Follow-up examinations may be necessary, and your doctor will explain the exact reason why another exam is requested. Sometimes a follow-up exam is done because a suspicious or questionable finding needs clarification with additional views or a special imaging technique. A follow-up examination may also be necessary so that any change in a known abnormality can be monitored over time. Follow-up examinations are sometimes the best way to see if treatment is working or if an abnormality is stable or changed over time.
What are the benefits vs. risks?
The procedure is less invasive than surgical biopsy, leaves little or no scarring and can be performed in less than an hour.
Ultrasound imaging uses no ionizing radiation.
Ultrasound-guided breast biopsy reliably provides tissue samples that can show whether a breast lump is benign or malignant.
Compared with stereotactic breast biopsy, the ultrasound method is faster and avoids the need for ionizing radiation exposure.
With ultrasound it is possible to follow the motion of the biopsy needle as it moves through the breast tissue.
Ultrasound-guided breast biopsy is able to evaluate lumps under the arm or near the chest wall, which are hard to reach with stereotactic biopsy.
Ultrasound-guided biopsy is less expensive than other biopsy methods, such as open surgical biopsy or stereotactic biopsy.
Recovery time is brief and patients can soon resume their usual activities.
There is a risk of bleeding and forming a hematoma, or a collection of blood at the biopsy site. The risk, however, appears to be less than one percent of patients.
An occasional patient has significant discomfort, which can be readily controlled by non-prescription pain medication.
Any procedure where the skin is penetrated carries a risk of infection. The chance of infection requiring antibiotic treatment appears to be less than one in 1,000.

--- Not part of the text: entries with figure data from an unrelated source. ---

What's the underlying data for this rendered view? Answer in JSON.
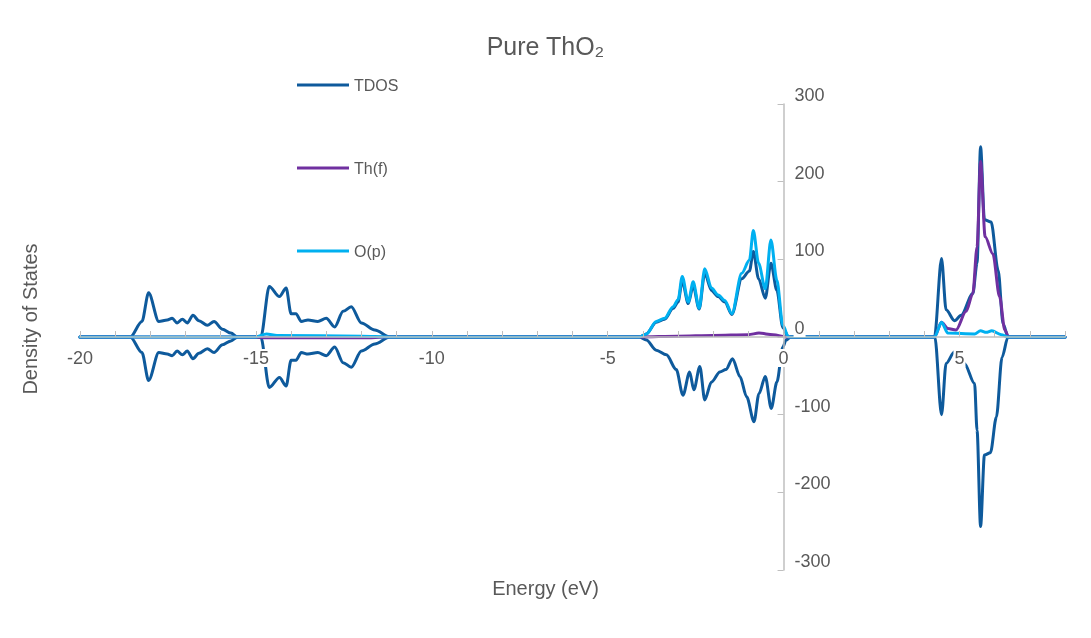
{
  "chart_data": {
    "type": "line",
    "title": "Pure ThO₂",
    "xlabel": "Energy (eV)",
    "ylabel": "Density of States",
    "xlim": [
      -20,
      8
    ],
    "ylim": [
      -300,
      300
    ],
    "xticks": [
      -20,
      {
        "value": -19,
        "label": null
      },
      {
        "value": -18,
        "label": null
      },
      {
        "value": -17,
        "label": null
      },
      {
        "value": -16,
        "label": null
      },
      -15,
      {
        "value": -14,
        "label": null
      },
      {
        "value": -13,
        "label": null
      },
      {
        "value": -12,
        "label": null
      },
      {
        "value": -11,
        "label": null
      },
      -10,
      {
        "value": -9,
        "label": null
      },
      {
        "value": -8,
        "label": null
      },
      {
        "value": -7,
        "label": null
      },
      {
        "value": -6,
        "label": null
      },
      -5,
      {
        "value": -4,
        "label": null
      },
      {
        "value": -3,
        "label": null
      },
      {
        "value": -2,
        "label": null
      },
      {
        "value": -1,
        "label": null
      },
      0,
      {
        "value": 1,
        "label": null
      },
      {
        "value": 2,
        "label": null
      },
      {
        "value": 3,
        "label": null
      },
      {
        "value": 4,
        "label": null
      },
      5,
      {
        "value": 6,
        "label": null
      },
      {
        "value": 7,
        "label": null
      },
      {
        "value": 8,
        "label": null
      }
    ],
    "yticks": [
      -300,
      -200,
      -100,
      0,
      100,
      200,
      300
    ],
    "legend": "top left",
    "marker": "none",
    "series": [
      {
        "name": "TDOS",
        "color": "#0e5a9c",
        "x": [
          -20,
          -18.57,
          -18.24,
          -18.05,
          -17.76,
          -17.52,
          -17.38,
          -17.24,
          -17.09,
          -16.95,
          -16.79,
          -16.62,
          -16.38,
          -16.19,
          -15.95,
          -15.71,
          -15.52,
          -14.86,
          -14.62,
          -14.33,
          -14.14,
          -14.0,
          -13.86,
          -13.71,
          -13.52,
          -13.24,
          -13.0,
          -12.76,
          -12.52,
          -12.29,
          -12.0,
          -11.62,
          -11.19,
          -4.1,
          -3.9,
          -3.62,
          -3.38,
          -3.14,
          -3.0,
          -2.88,
          -2.71,
          -2.57,
          -2.4,
          -2.24,
          -2.05,
          -1.86,
          -1.67,
          -1.47,
          -1.19,
          -0.97,
          -0.86,
          -0.71,
          -0.52,
          -0.36,
          -0.19,
          -0.02,
          0.14,
          4.29,
          4.49,
          4.62,
          4.86,
          5.05,
          5.38,
          5.5,
          5.6,
          5.71,
          5.9,
          6.1,
          6.24,
          6.38,
          8
        ],
        "values": [
          0,
          0,
          20,
          57,
          20,
          22,
          24,
          18,
          23,
          18,
          28,
          21,
          15,
          20,
          10,
          5,
          0,
          0,
          65,
          52,
          63,
          30,
          30,
          20,
          22,
          20,
          24,
          13,
          33,
          39,
          18,
          9,
          0,
          0,
          4,
          19,
          23,
          37,
          45,
          72,
          43,
          66,
          36,
          82,
          60,
          52,
          45,
          29,
          75,
          85,
          110,
          75,
          50,
          95,
          60,
          12,
          0,
          0,
          101,
          35,
          21,
          28,
          56,
          95,
          245,
          151,
          148,
          86,
          17,
          0,
          0
        ]
      },
      {
        "color": "#0e5a9c",
        "x": [
          -20,
          -18.57,
          -18.24,
          -18.05,
          -17.76,
          -17.52,
          -17.38,
          -17.24,
          -17.09,
          -16.95,
          -16.79,
          -16.62,
          -16.38,
          -16.19,
          -15.95,
          -15.71,
          -15.52,
          -14.86,
          -14.62,
          -14.33,
          -14.14,
          -14.0,
          -13.86,
          -13.71,
          -13.52,
          -13.24,
          -13.0,
          -12.76,
          -12.52,
          -12.29,
          -12.0,
          -11.62,
          -11.19,
          -4.1,
          -3.9,
          -3.62,
          -3.33,
          -3.05,
          -2.86,
          -2.67,
          -2.55,
          -2.38,
          -2.24,
          -2.05,
          -1.81,
          -1.64,
          -1.45,
          -1.24,
          -1.05,
          -0.84,
          -0.7,
          -0.52,
          -0.35,
          -0.19,
          -0.02,
          0.07,
          0.2,
          4.3,
          4.49,
          4.62,
          4.86,
          5.14,
          5.43,
          5.5,
          5.6,
          5.71,
          5.88,
          6.05,
          6.21,
          6.38,
          8
        ],
        "values": [
          0,
          0,
          -20,
          -56,
          -20,
          -22,
          -24,
          -18,
          -23,
          -18,
          -28,
          -21,
          -15,
          -20,
          -10,
          -5,
          0,
          0,
          -65,
          -52,
          -63,
          -30,
          -30,
          -20,
          -22,
          -20,
          -24,
          -13,
          -33,
          -39,
          -18,
          -9,
          0,
          0,
          -4,
          -17,
          -23,
          -42,
          -75,
          -45,
          -68,
          -38,
          -81,
          -58,
          -45,
          -42,
          -28,
          -51,
          -77,
          -109,
          -73,
          -51,
          -92,
          -58,
          -13,
          -4,
          0,
          0,
          -100,
          -34,
          -19,
          -34,
          -60,
          -120,
          -244,
          -152,
          -149,
          -103,
          -26,
          0,
          0
        ]
      },
      {
        "name": "Th(f)",
        "color": "#7030a0",
        "x": [
          -20,
          -15,
          -14.7,
          -12,
          -11.2,
          -4.1,
          -3,
          -2,
          -1,
          -0.7,
          -0.3,
          0.1,
          4.29,
          4.49,
          4.67,
          4.9,
          5.19,
          5.38,
          5.5,
          5.6,
          5.73,
          5.95,
          6.14,
          6.29,
          6.4,
          8
        ],
        "values": [
          0,
          0,
          -1,
          -1,
          0,
          0,
          1,
          2,
          3,
          5,
          3,
          0,
          0,
          19,
          11,
          9,
          33,
          56,
          116,
          226,
          129,
          107,
          52,
          9,
          0,
          0
        ]
      },
      {
        "name": "O(p)",
        "color": "#00b0f0",
        "x": [
          -20,
          -15,
          -14.7,
          -14.4,
          -12,
          -11.2,
          -4.1,
          -3.9,
          -3.62,
          -3.38,
          -3.14,
          -3.0,
          -2.88,
          -2.71,
          -2.57,
          -2.4,
          -2.24,
          -2.05,
          -1.86,
          -1.67,
          -1.47,
          -1.19,
          -0.97,
          -0.86,
          -0.71,
          -0.52,
          -0.36,
          -0.19,
          -0.02,
          0.14,
          4.29,
          4.49,
          4.67,
          5.43,
          5.6,
          5.76,
          5.92,
          6.19,
          6.38,
          8
        ],
        "values": [
          0,
          0,
          4,
          2,
          1,
          0,
          0,
          4,
          20,
          24,
          39,
          48,
          78,
          45,
          71,
          37,
          88,
          63,
          54,
          47,
          30,
          82,
          99,
          137,
          95,
          62,
          125,
          73,
          15,
          0,
          0,
          19,
          5,
          4,
          8,
          6,
          8,
          3,
          0,
          0
        ]
      }
    ]
  }
}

Depending on the type of biopsy being performed or the design of the biopsy machine, a biopsy of tissue located deep within the breast carries a slight risk that the needle will pass through the chest wall, allowing air around the lung that could cause the lung to collapse. This is an extremely rare occurrence.
What are the limitations of
Ultrasound-Guided Breast Biopsy?
Breast biopsy procedures will occasionally miss a lesion or underestimate the extent of disease present. If the diagnosis remains uncertain after a technically successful procedure, surgical biopsy will usually be necessary.
The ultrasound-guided biopsy method cannot be used unless the lesion can be seen on an ultrasound exam. Clustered calcifications are not shown as clearly with ultrasound as with x-rays.
Very small lesions may be difficult to target accurately by ultrasound-guided core biopsy.